Investment in Mutual Funds, Insurance, Pension Plans, Equities, Personal Finance.
Sunday, 28 February 2010
Tracking the share market daily.
If you are one of those who track the market on daily basis then probably you are not an investor. To be an investor one has to stay invested for a long time of more than five years or may be more. If you have invested in some companies then let those company grow and give them time to deliver results. Fluctuation is a part of share market and so you cannot expect the price to rise immediately after you have purchased a stock. Sitting frequently in front of computer to see your share prices will only result in stress if your share happens to trade low. If you are confident that you have invested in good companies then there is not need to panic even if the market falls drastically. The fall that started in January 2008 saw some good companies falling by as much as 50%. So what do you do in such times? Well as I said earlier, if you have invested in good company then you should buy more and average your cost.

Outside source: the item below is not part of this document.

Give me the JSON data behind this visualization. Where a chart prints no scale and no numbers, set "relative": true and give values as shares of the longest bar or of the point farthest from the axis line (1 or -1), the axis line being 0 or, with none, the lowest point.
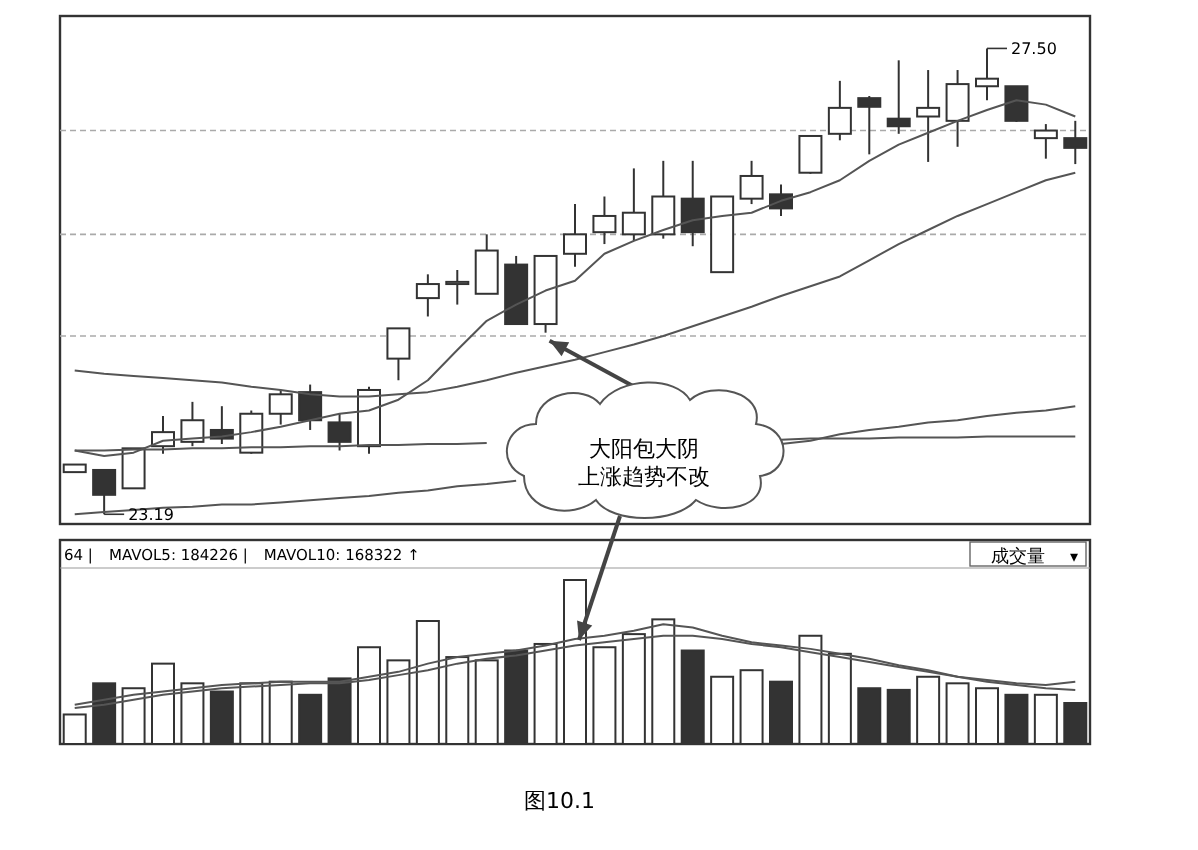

But there are many, in fact majority of those who sell and make loses at the time when the market is falling. The same people will start buying at higher levels when the market starts to climb again. The result, investors or maybe I should address them as traders getting trapped and making loses consistently by buying at higher levels and selling at a lower level. If the market starts declining from tomorrow there are very few who would think of buying. Most of the people will panic and try to get out of the market regretting later when market starts to gain.